Sun | Dec 3, 2023

UK Tory contenders vow to scrap Irish border Brexit policy

Published:Wednesday | July 3, 2019 | 12:23 AM
Conservative Party leadership contender Boris Johnson gestures as he speaks during a party leadership hustings in Belfast, Northern Ireland, on Tuesday, July 2, 2019.
Conservative Party leadership contender Boris Johnson gestures as he speaks during a party leadership hustings in Belfast, Northern Ireland, on Tuesday, July 2, 2019.

The two contenders to be Britain’s next prime minister both said Tuesday that they would unblock the Brexit impasse by scrapping a contentious Irish border provision that has hamstrung efforts to approve a divorce agreement with the European Union (EU).

Critics accuse Jeremy Hunt and Boris Johnson of making empty promises – already rejected by the EU – that will send the United Kingdom crashing out of the 28-nation bloc without a deal to cushion the shock.

Hunt and Johnson – Britain’s foreign secretary and his immediate predecessor – are competing to replace Prime Minister Theresa May, who is quitting as leader of the Conservative Party and the country after Parliament rejected her Brexit deal. A key sticking point is a measure known as the backstop, designed to ensure that the border between the UK’s Northern Ireland and EU member Ireland remains all but invisible.

Many Brexit-backing lawmakers reject it because it would keep Britain bound to EU trade rules in order to maintain an open border. And Northern Ireland’s Democratic Unionist Party, which props up the UK’s minority Conservative government, opposes the backstop over fears it could weaken the bonds between Northern Ireland and the rest of the UK.

EU leaders insist that without the backstop, there can be no withdrawal agreement.

Hunt told Conservative Party members in Belfast that “we are never going to have a deal to leave the EU with the backstop. So it has to change, or it has to go”.

He said a “technology-led solution” could remove the need for customs posts and other border infrastructure. Britain and the EU have agreed to look into technological fixes but say a solution doesn’t currently exist.

Johnson said “the withdrawal agreement as it currently stands is a dead letter”.

He called the backstop a form of “moral blackmail” by the EU and later tweeted: “I will never accept a deal that seeks to bind us in the EU’s customs union forever, or which divides our United Kingdom.”

Three years on from Britain’s 52 to 48 per cent vote to leave the EU, Britain’s departure has been delayed twice by the country’s political impasse. It is currently scheduled for October 31, and both Johnson and Hunt say they will lead the UK out of the bloc, with or without a divorce deal.

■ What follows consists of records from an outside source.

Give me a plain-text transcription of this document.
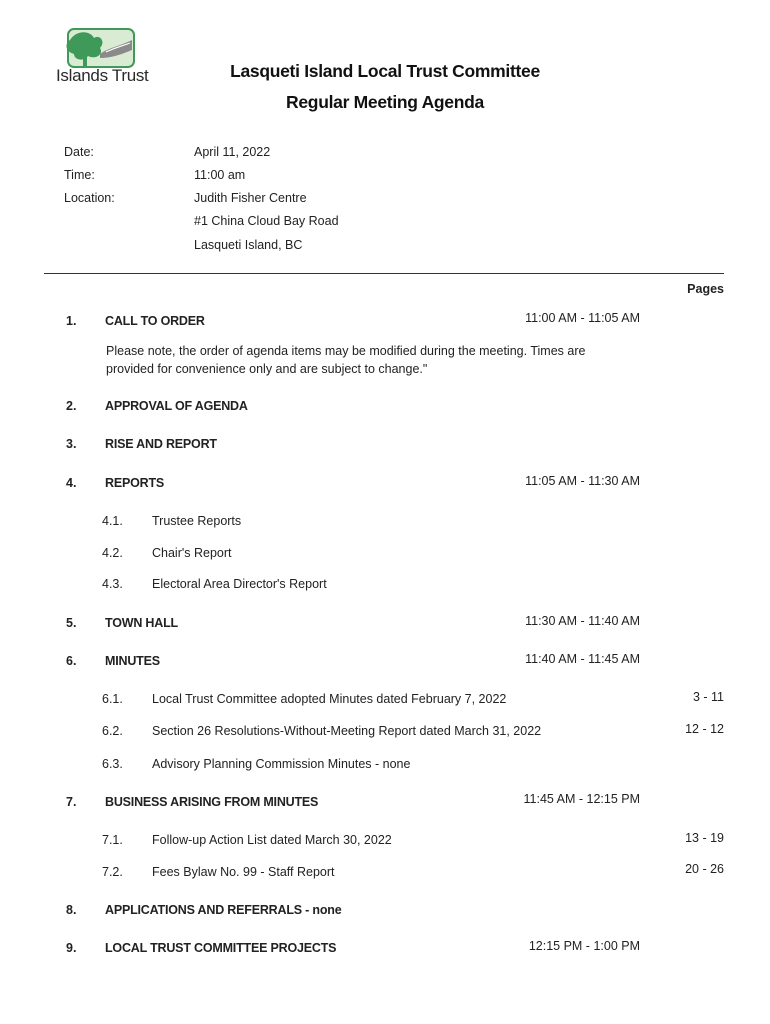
Islands Trust	Lasqueti Island Local Trust Committee
Regular Meeting Agenda
Date:	April 11, 2022
Time:	11:00 am
Location:	Judith Fisher Centre
#1 China Cloud Bay Road
Lasqueti Island, BC
Pages
1. CALL TO ORDER	11:00 AM - 11:05 AM
Please note, the order of agenda items may be modified during the meeting. Times are provided for convenience only and are subject to change."
2. APPROVAL OF AGENDA
3. RISE AND REPORT
4. REPORTS	11:05 AM - 11:30 AM
4.1. Trustee Reports
4.2. Chair's Report
4.3. Electoral Area Director's Report
5. TOWN HALL	11:30 AM - 11:40 AM
6. MINUTES	11:40 AM - 11:45 AM
6.1. Local Trust Committee adopted Minutes dated February 7, 2022	3 - 11
6.2. Section 26 Resolutions-Without-Meeting Report dated March 31, 2022	12 - 12
6.3. Advisory Planning Commission Minutes - none
7. BUSINESS ARISING FROM MINUTES	11:45 AM - 12:15 PM
7.1. Follow-up Action List dated March 30, 2022	13 - 19
7.2. Fees Bylaw No. 99 - Staff Report	20 - 26
8. APPLICATIONS AND REFERRALS - none
9. LOCAL TRUST COMMITTEE PROJECTS	12:15 PM - 1:00 PM
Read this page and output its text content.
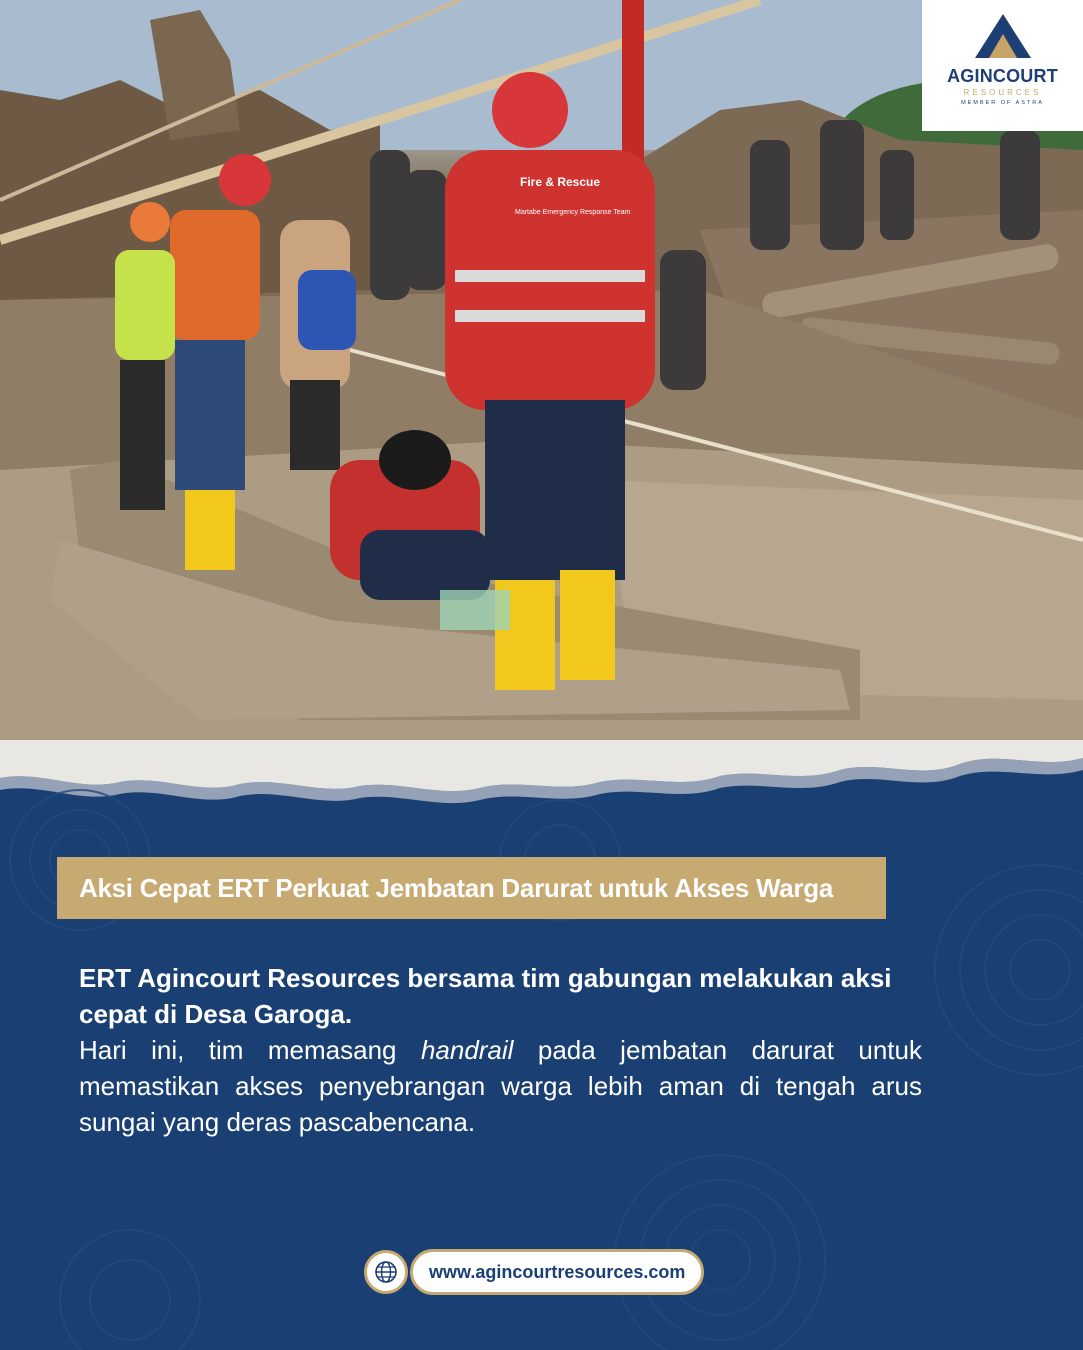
Fire & Rescue
Martabe Emergency Response Team
AGINCOURT
RESOURCES
MEMBER OF ASTRA
Aksi Cepat ERT Perkuat Jembatan Darurat untuk Akses Warga
ERT Agincourt Resources bersama tim gabungan melakukan aksi cepat di Desa Garoga.
Hari ini, tim memasang handrail pada jembatan darurat untuk memastikan akses penyebrangan warga lebih aman di tengah arus sungai yang deras pascabencana.
www.agincourtresources.com
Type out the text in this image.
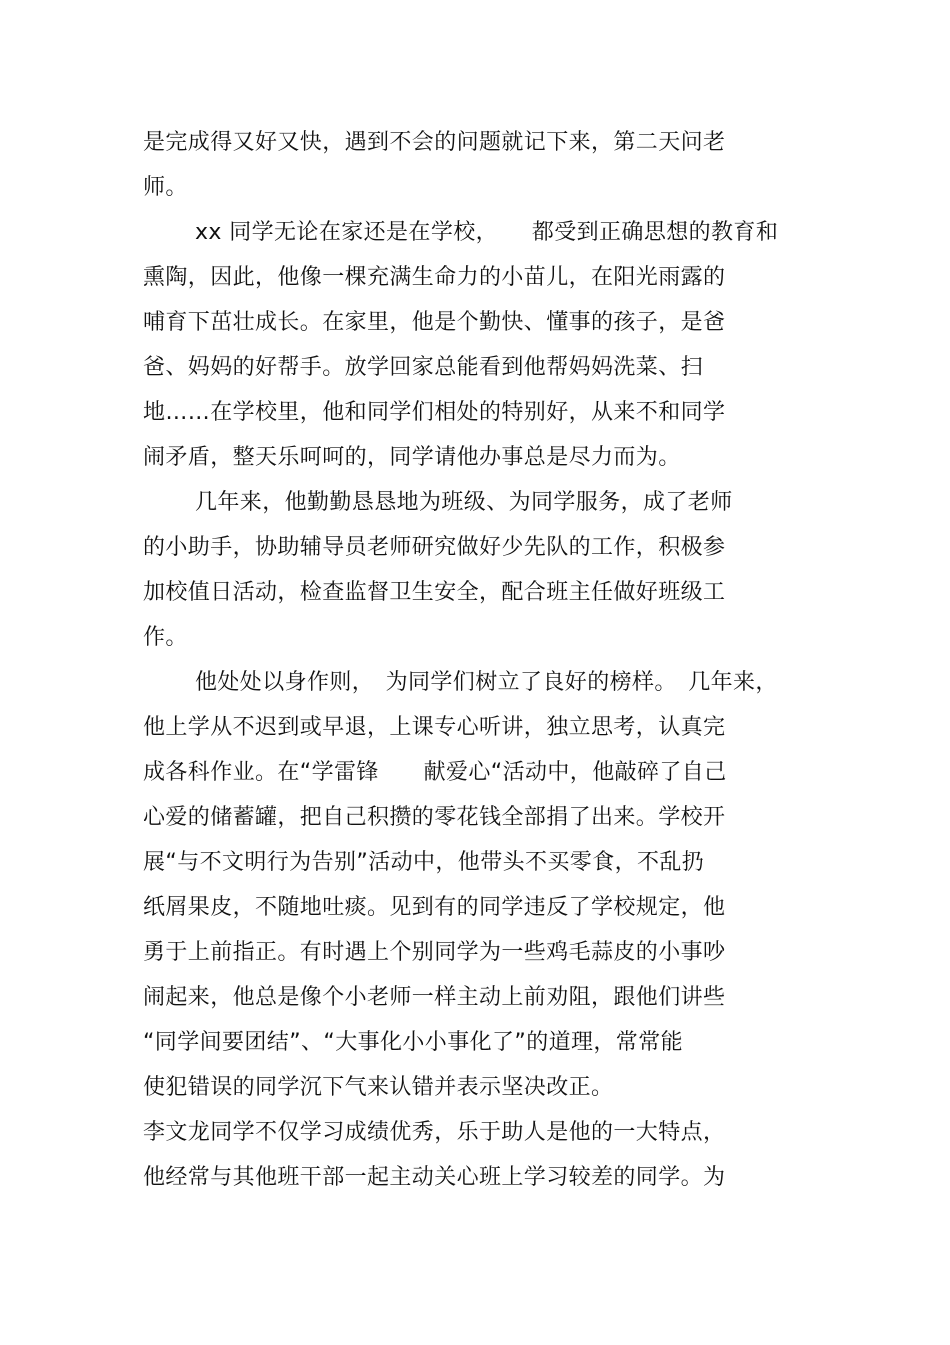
是完成得又好又快，遇到不会的问题就记下来，第二天问老
师。
xx 同学无论在家还是在学校，　　都受到正确思想的教育和
熏陶，因此，他像一棵充满生命力的小苗儿，在阳光雨露的
哺育下茁壮成长。在家里，他是个勤快、懂事的孩子，是爸
爸、妈妈的好帮手。放学回家总能看到他帮妈妈洗菜、扫
地……在学校里，他和同学们相处的特别好，从来不和同学
闹矛盾，整天乐呵呵的，同学请他办事总是尽力而为。
几年来，他勤勤恳恳地为班级、为同学服务，成了老师
的小助手，协助辅导员老师研究做好少先队的工作，积极参
加校值日活动，检查监督卫生安全，配合班主任做好班级工
作。
他处处以身作则，　为同学们树立了良好的榜样。　几年来，
他上学从不迟到或早退，上课专心听讲，独立思考，认真完
成各科作业。在“学雷锋　　献爱心“活动中，他敲碎了自己
心爱的储蓄罐，把自己积攒的零花钱全部捐了出来。学校开
展“与不文明行为告别”活动中，他带头不买零食，不乱扔
纸屑果皮，不随地吐痰。见到有的同学违反了学校规定，他
勇于上前指正。有时遇上个别同学为一些鸡毛蒜皮的小事吵
闹起来，他总是像个小老师一样主动上前劝阻，跟他们讲些
“同学间要团结”、“大事化小小事化了”的道理，常常能
使犯错误的同学沉下气来认错并表示坚决改正。
李文龙同学不仅学习成绩优秀，乐于助人是他的一大特点，
他经常与其他班干部一起主动关心班上学习较差的同学。为
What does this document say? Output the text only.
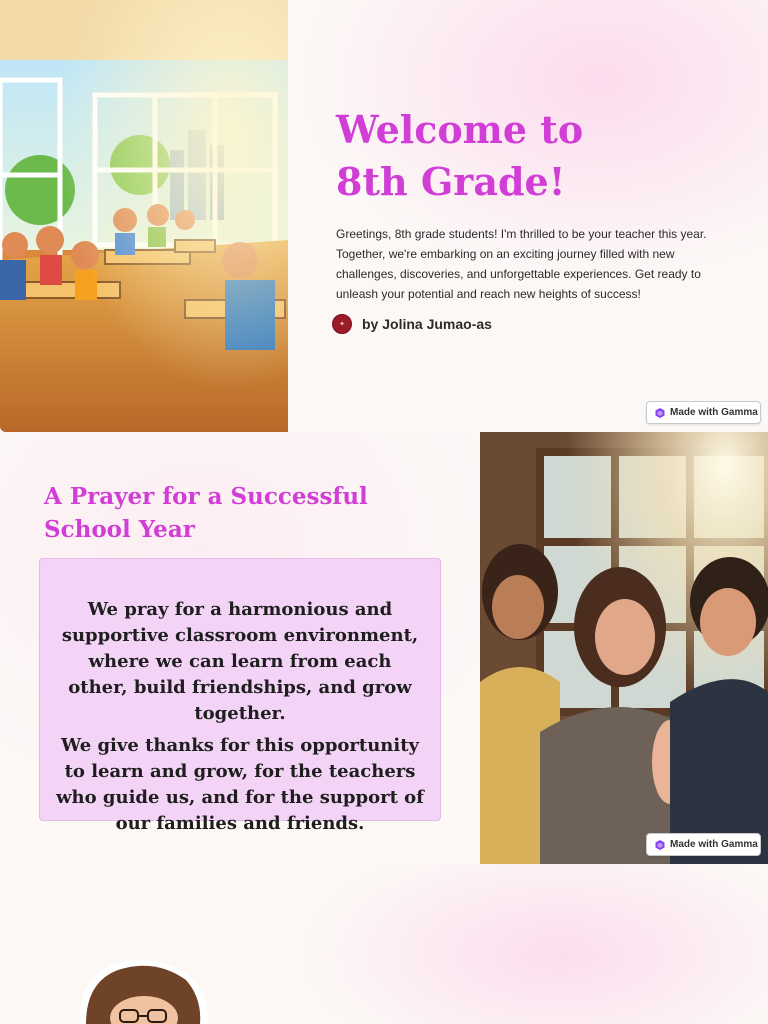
Welcome to 8th Grade!

Greetings, 8th grade students! I'm thrilled to be your teacher this year. Together, we're embarking on an exciting journey filled with new challenges, discoveries, and unforgettable experiences. Get ready to unleash your potential and reach new heights of success!

✦	by Jolina Jumao-as
Made with Gamma
A Prayer for a Successful School Year

We pray for a harmonious and supportive classroom environment, where we can learn from each other, build friendships, and grow together.

We give thanks for this opportunity to learn and grow, for the teachers who guide us, and for the support of our families and friends.

Made with Gamma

Most economists say leaving without an agreement would severely disrupt trade between Britain and the EU, plunging the country into recession.

But Johnson said the warnings had been “wildly overdone”.

“We should not be terrified of a no-deal Brexit,” he said.

Johnson and Hunt are competing for the votes of about 160,000 Conservative Party members across the UK. The winner, to be announced July 23, will replace May as party leader and prime minister.

The new leader will face a country, and Parliament, deeply divided over Brexit.

Polls suggest that most members of the Conservative Party support a no-deal Brexit and shrug off the warnings of economic turmoil. But most Britons, and the bulk of British businesses, oppose the idea.

Treasury chief Philip Hammond, who has made increasingly loud warnings to Conservative colleagues about the risks of a no-deal Brexit, said Tuesday that leaving the EU without a divorce agreement would mean a £90-­billion (US$114 billion) hit to the public purse.

“It would be wrong to pursue ‘no deal’ as a policy, and I believe it will be for the [House of] Commons, of which I will continue proudly to be a member, to ensure that doesn’t happen,” Hammond told lawmakers.